Simply say the word “Pennekamp,” and visions of coral reefs and colorful fish instantly fill most divers’ minds. The park name is now iconic, but John Pennekamp Jr. says no one was more surprised than his father when on Dec. 10, 1960, Gov. LeRoy Collins stood up at the dedication and announced the park name as . “The governor and other park board members decided on the name the night before,” Pennekamp said. “My father considered himself first and foremost a newspaperman.

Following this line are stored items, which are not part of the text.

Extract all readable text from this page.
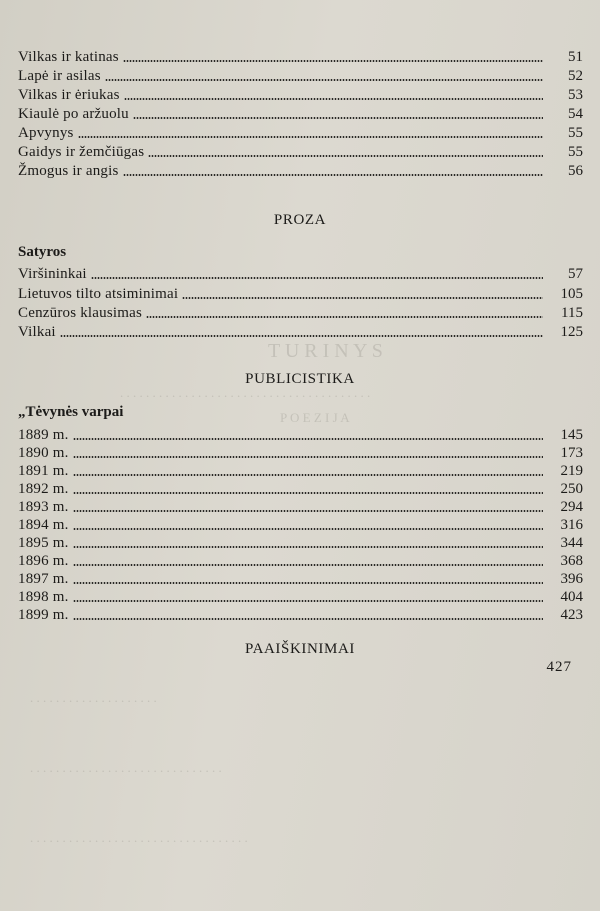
T U R I N Y S
. . . . . . . . . . . . . . . . . . . . . . . . . . . . . . . . . . . . . . .
P O E Z I J A
. . . . . . . . . . . . . . . . . . . .
. . . . . . . . . . . . . . . . . . . . . . . . . . . . . .
. . . . . . . . . . . . . . . . . . . . . . . . . . . . . . . . . .
Vilkas ir katinas	51
Lapė ir asilas	52
Vilkas ir ėriukas	53
Kiaulė po aržuolu	54
Apvynys	55
Gaidys ir žemčiūgas	55
Žmogus ir angis	56
PROZA
Satyros
Viršininkai	57
Lietuvos tilto atsiminimai	105
Cenzūros klausimas	115
Vilkai	125
PUBLICISTIKA
„Tėvynės varpai
1889 m.	145
1890 m.	173
1891 m.	219
1892 m.	250
1893 m.	294
1894 m.	316
1895 m.	344
1896 m.	368
1897 m.	396
1898 m.	404
1899 m.	423
PAAIŠKINIMAI
427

He had no idea the park was going to be named for him.”
It was an appropriate honor, though, because the elder Pennekamp was a persistent force behind the formation of the park. It was Pennekamp who persuaded the prominent Crane and Shaw families to donate the land for the park, and it was Pennekamp who convinced the U.S. Army Corps of Engineers to dredge South Sound Creek and the channel now known as the Bowling Alley. He helped Gov. Collins and Assistant Secretary of the Interior Ross Leffler coax the federal government into extending Florida state authority beyond the usual three-mile offshore limit; the limit was extended to the 60-foot isobaths, almost eight miles offshore.

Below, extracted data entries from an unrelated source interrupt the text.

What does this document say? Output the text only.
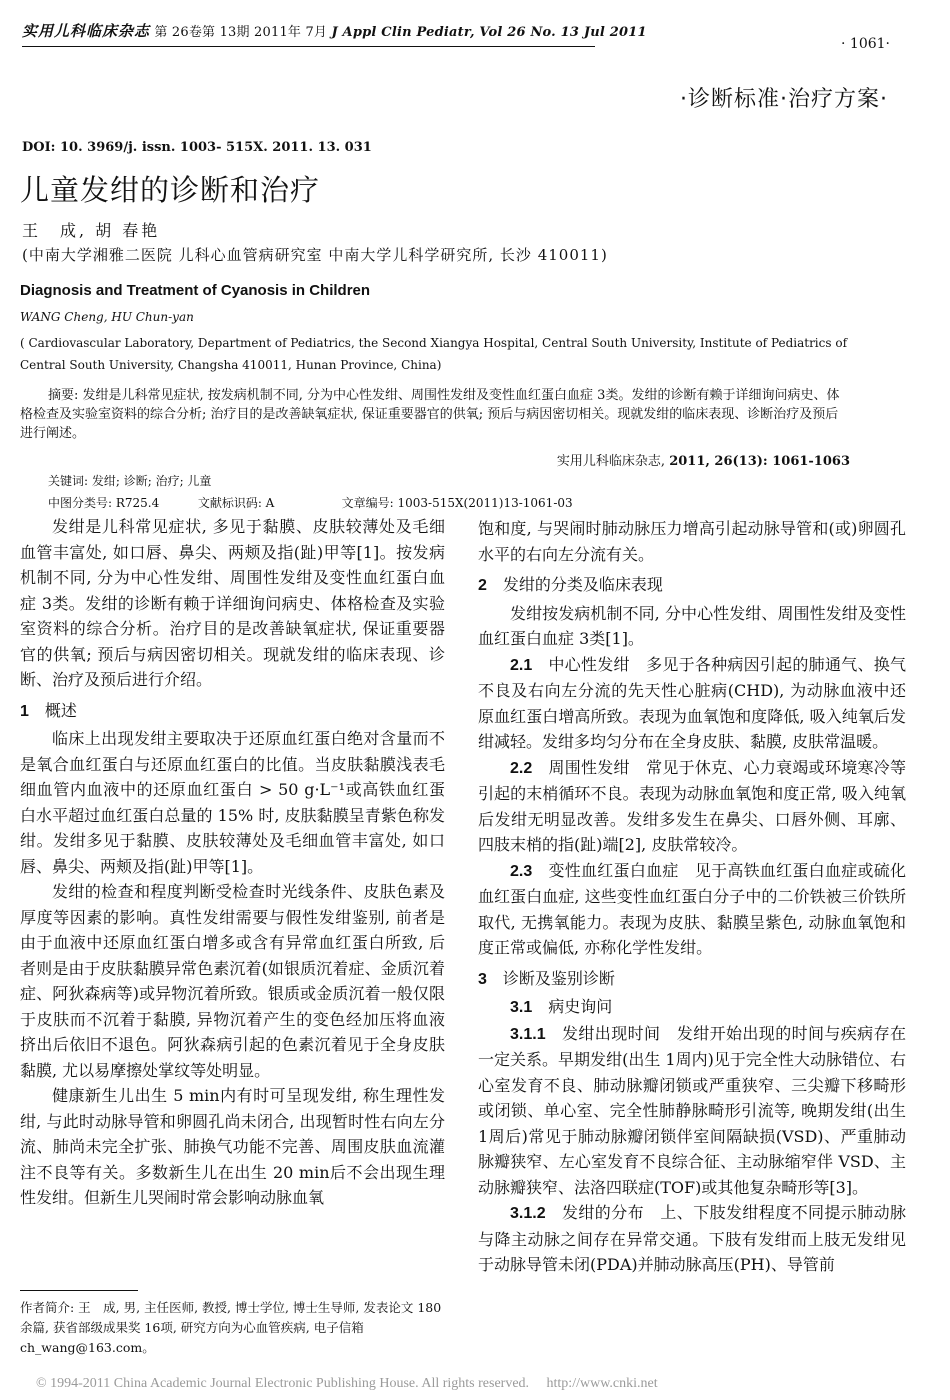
实用儿科临床杂志 第 26卷第 13期 2011年 7月 J Appl Clin Pediatr, Vol 26 No. 13 Jul 2011
· 1061·
·诊断标准·治疗方案·
DOI: 10. 3969/j. issn. 1003- 515X. 2011. 13. 031
儿童发绀的诊断和治疗
王　成, 胡 春艳
(中南大学湘雅二医院 儿科心血管病研究室 中南大学儿科学研究所, 长沙 410011)
Diagnosis and Treatment of Cyanosis in Children
WANG Cheng, HU Chun-yan
( Cardiovascular Laboratory, Department of Pediatrics, the Second Xiangya Hospital, Central South University, Institute of Pediatrics of Central South University, Changsha 410011, Hunan Province, China)
摘要: 发绀是儿科常见症状, 按发病机制不同, 分为中心性发绀、周围性发绀及变性血红蛋白血症 3类。发绀的诊断有赖于详细询问病史、体格检查及实验室资料的综合分析; 治疗目的是改善缺氧症状, 保证重要器官的供氧; 预后与病因密切相关。现就发绀的临床表现、诊断治疗及预后进行阐述。
实用儿科临床杂志, 2011, 26(13): 1061-1063
关键词: 发绀; 诊断; 治疗; 儿童
中图分类号: R725.4	文献标识码: A	文章编号: 1003-515X(2011)13-1061-03

发绀是儿科常见症状, 多见于黏膜、皮肤较薄处及毛细血管丰富处, 如口唇、鼻尖、两颊及指(趾)甲等[1]。按发病机制不同, 分为中心性发绀、周围性发绀及变性血红蛋白血症 3类。发绀的诊断有赖于详细询问病史、体格检查及实验室资料的综合分析。治疗目的是改善缺氧症状, 保证重要器官的供氧; 预后与病因密切相关。现就发绀的临床表现、诊断、治疗及预后进行介绍。

1 概述

临床上出现发绀主要取决于还原血红蛋白绝对含量而不是氧合血红蛋白与还原血红蛋白的比值。当皮肤黏膜浅表毛细血管内血液中的还原血红蛋白 > 50 g·L⁻¹或高铁血红蛋白水平超过血红蛋白总量的 15% 时, 皮肤黏膜呈青紫色称发绀。发绀多见于黏膜、皮肤较薄处及毛细血管丰富处, 如口唇、鼻尖、两颊及指(趾)甲等[1]。

发绀的检查和程度判断受检查时光线条件、皮肤色素及厚度等因素的影响。真性发绀需要与假性发绀鉴别, 前者是由于血液中还原血红蛋白增多或含有异常血红蛋白所致, 后者则是由于皮肤黏膜异常色素沉着(如银质沉着症、金质沉着症、阿狄森病等)或异物沉着所致。银质或金质沉着一般仅限于皮肤而不沉着于黏膜, 异物沉着产生的变色经加压将血液挤出后依旧不退色。阿狄森病引起的色素沉着见于全身皮肤黏膜, 尤以易摩擦处掌纹等处明显。

健康新生儿出生 5 min内有时可呈现发绀, 称生理性发绀, 与此时动脉导管和卵圆孔尚未闭合, 出现暂时性右向左分流、肺尚未完全扩张、肺换气功能不完善、周围皮肤血流灌注不良等有关。多数新生儿在出生 20 min后不会出现生理性发绀。但新生儿哭闹时常会影响动脉血氧

饱和度, 与哭闹时肺动脉压力增高引起动脉导管和(或)卵圆孔水平的右向左分流有关。

2 发绀的分类及临床表现

发绀按发病机制不同, 分中心性发绀、周围性发绀及变性血红蛋白血症 3类[1]。

2.1 中心性发绀　多见于各种病因引起的肺通气、换气不良及右向左分流的先天性心脏病(CHD), 为动脉血液中还原血红蛋白增高所致。表现为血氧饱和度降低, 吸入纯氧后发绀减轻。发绀多均匀分布在全身皮肤、黏膜, 皮肤常温暖。

2.2 周围性发绀　常见于休克、心力衰竭或环境寒冷等引起的末梢循环不良。表现为动脉血氧饱和度正常, 吸入纯氧后发绀无明显改善。发绀多发生在鼻尖、口唇外侧、耳廓、四肢末梢的指(趾)端[2], 皮肤常较冷。

2.3 变性血红蛋白血症　见于高铁血红蛋白血症或硫化血红蛋白血症, 这些变性血红蛋白分子中的二价铁被三价铁所取代, 无携氧能力。表现为皮肤、黏膜呈紫色, 动脉血氧饱和度正常或偏低, 亦称化学性发绀。

3 诊断及鉴别诊断

3.1 病史询问

3.1.1 发绀出现时间　发绀开始出现的时间与疾病存在一定关系。早期发绀(出生 1周内)见于完全性大动脉错位、右心室发育不良、肺动脉瓣闭锁或严重狭窄、三尖瓣下移畸形或闭锁、单心室、完全性肺静脉畸形引流等, 晚期发绀(出生 1周后)常见于肺动脉瓣闭锁伴室间隔缺损(VSD)、严重肺动脉瓣狭窄、左心室发育不良综合征、主动脉缩窄伴 VSD、主动脉瓣狭窄、法洛四联症(TOF)或其他复杂畸形等[3]。

3.1.2 发绀的分布　上、下肢发绀程度不同提示肺动脉与降主动脉之间存在异常交通。下肢有发绀而上肢无发绀见于动脉导管未闭(PDA)并肺动脉高压(PH)、导管前

作者简介: 王　成, 男, 主任医师, 教授, 博士学位, 博士生导师, 发表论文 180余篇, 获省部级成果奖 16项, 研究方向为心血管疾病, 电子信箱 ch_wang@163.com。
© 1994-2011 China Academic Journal Electronic Publishing House. All rights reserved.　 http://www.cnki.net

Pennekamp inspired other people, too, like Ellison Hardee, the first superintendent of the park who worked on the placement of the famous Christ of the Abyss statue. When the statue arrived in Florida in 1965, he had to haul it down from Ft. Lauderdale himself. Hardee, Assistant Superintendent Johnny Johnston and a staff of four rangers formed and poured the statue’s layered-concrete base right there in the park. The slabs were then loaded on a barge for the trip out to Key Largo Dry Rocks. “We were lucky with the weather,” Hardee said, “but the water was so flat and the tide so high, we had a hard time finding the reef. Back then you had to look for the breakers, but it was like glass.” Positioning the 20,000-pound base and fastening the 4,000-pound statue to it by hand turned the two-day project into three days, but the barge’s owner donated the extra time. Hardee can laugh about it now. “We didn’t know we couldn’t do it,” he says, “so we did it.”
Since Hardee’s tenure, a dozen or so superintendents have taken their turn at the park’s helm over the years, including current superintendent Pat Wells. But the park caretakers have not worked alone; other important contributions have been made by people working in the background, including those who led a 15-year campaign to acquire vital lands adjacent to the park. Former district biologist Renate Skinner says, “Imagine a monkey farm on Rodriguez Key, high-density housing all along north Key Largo and huge marinas at Port Bougainville and Carysfort. Those were all in the plans.” What travelers see instead are miles of pristine coastline preserving the park’s water quality, thanks to Skinner and people like Greg Brock, then a lead staffer of the Conservation and Recreation Lands program.
In 1972, the Eisenhower-era deal for extended-state jurisdiction fell apart, and the Key Largo National Marine Sanctuary was quickly designated to restore protection to Pennekamp’s outer reefs. One of the first successes of the new state/federal partnership was the development of embedded-anchor mooring buoys by biologist John Halas. Halas’ elegant mooring system dramatically reduced anchor damage to the fragile coral and made it easy for divers to access the best dive sites.
The larger Florida Keys National Marine Sanctuary superseded the Key Largo sanctuary in 1990, yielding even more protective measures. Until the formation of the larger sanctuary, southbound ships were a common sight to divers, hugging the reefs in order to stay out of the northbound current of the Gulf Stream. The problem was that some ships cut right through the dive boat moorings, while others ran hard aground. With Pennekamp’s famous reefs now nestled within the bigger sanctuary, large ships were finally required to stay in deeper water. Special zones called “sanctuary preservation areas” were also established around Molasses, French, the Elbow and Carysfort, eliminating conflicts between fishermen and divers while simultaneously boosting reef fish populations.
Since it opened 50 years ago, almost 30 million people have visited Pennekamp Park. We keep coming with our masks and fins, our snorkels and tanks at a rate of nearly one million per year. John D. Pennekamp may have been proudest of defending freedom of the press, but his name lives on in Pennekamp Park.